Final answer:
The student's questions pertain to the concept of optimal permit allocation within Environmental Economics, where firms with lower abatement costs can abate more and those with higher costs can buy permits to achieve efficiency in pollution control.
Step-by-step explanation:
The student's questions revolve around the concept of optimal permit allocation in the context of Environmental Economics. Tradable permits are a mechanism to reduce pollution by allowing firms with lower costs of abatement to abate more and firms with higher costs to buy permits. The initial allocation of permits is adjusted as firms trade them to equalize their marginal abatement costs (MAC), ensuring cost-effectiveness in achieving pollution reduction. Over time, permits can become shrinkable, meaning they permit fewer emissions with each passing year, which aligns with the goals of environmental protection. The total abatement costs for each firm after trading would be the area of the triangles under their marginal abatement cost curves up to the quantity of abatement undertaken.

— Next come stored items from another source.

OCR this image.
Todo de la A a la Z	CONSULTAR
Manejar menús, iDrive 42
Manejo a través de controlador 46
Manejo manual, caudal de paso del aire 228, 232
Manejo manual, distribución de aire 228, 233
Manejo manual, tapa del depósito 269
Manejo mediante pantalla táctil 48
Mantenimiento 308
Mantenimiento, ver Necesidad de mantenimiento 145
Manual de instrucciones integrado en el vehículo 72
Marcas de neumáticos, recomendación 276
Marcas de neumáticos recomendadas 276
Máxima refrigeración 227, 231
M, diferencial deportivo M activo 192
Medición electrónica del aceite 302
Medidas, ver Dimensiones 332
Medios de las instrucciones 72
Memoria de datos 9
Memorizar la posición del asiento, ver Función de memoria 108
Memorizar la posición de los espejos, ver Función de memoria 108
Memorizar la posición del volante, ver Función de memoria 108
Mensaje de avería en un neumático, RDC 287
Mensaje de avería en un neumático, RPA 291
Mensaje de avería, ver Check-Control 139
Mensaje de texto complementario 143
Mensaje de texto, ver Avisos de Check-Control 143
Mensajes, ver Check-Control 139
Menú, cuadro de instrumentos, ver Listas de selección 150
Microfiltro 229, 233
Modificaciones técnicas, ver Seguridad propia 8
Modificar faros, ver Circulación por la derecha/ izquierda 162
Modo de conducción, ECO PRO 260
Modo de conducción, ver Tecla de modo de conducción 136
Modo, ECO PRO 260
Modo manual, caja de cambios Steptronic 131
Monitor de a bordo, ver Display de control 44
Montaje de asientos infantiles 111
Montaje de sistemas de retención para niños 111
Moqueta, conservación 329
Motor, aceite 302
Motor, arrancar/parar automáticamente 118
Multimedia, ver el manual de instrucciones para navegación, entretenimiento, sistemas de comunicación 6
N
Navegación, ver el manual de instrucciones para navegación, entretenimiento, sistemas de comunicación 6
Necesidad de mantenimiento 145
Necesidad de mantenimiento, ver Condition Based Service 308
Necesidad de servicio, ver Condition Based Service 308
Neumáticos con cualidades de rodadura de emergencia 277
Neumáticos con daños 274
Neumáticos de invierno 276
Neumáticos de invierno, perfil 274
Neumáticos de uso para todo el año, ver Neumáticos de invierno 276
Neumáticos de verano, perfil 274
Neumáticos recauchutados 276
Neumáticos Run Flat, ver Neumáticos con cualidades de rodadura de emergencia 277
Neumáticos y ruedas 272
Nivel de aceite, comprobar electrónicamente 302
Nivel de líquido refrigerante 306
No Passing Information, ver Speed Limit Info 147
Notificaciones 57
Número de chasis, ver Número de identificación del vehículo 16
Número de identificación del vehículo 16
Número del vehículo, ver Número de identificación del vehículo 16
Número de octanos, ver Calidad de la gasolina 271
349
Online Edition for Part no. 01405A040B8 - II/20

Following this logic and using the given scenarios and information, firms like Firm Gamma might find it more economical to sell excess permits if they can reduce emissions easily and cheaply, while firms like Firm Delta might need to purchase permits to begin production. This system of tradable permits, which might become more restrictive over time, encourages cost-effective pollution reduction and can result in an efficient allocation of resources for environmental protection.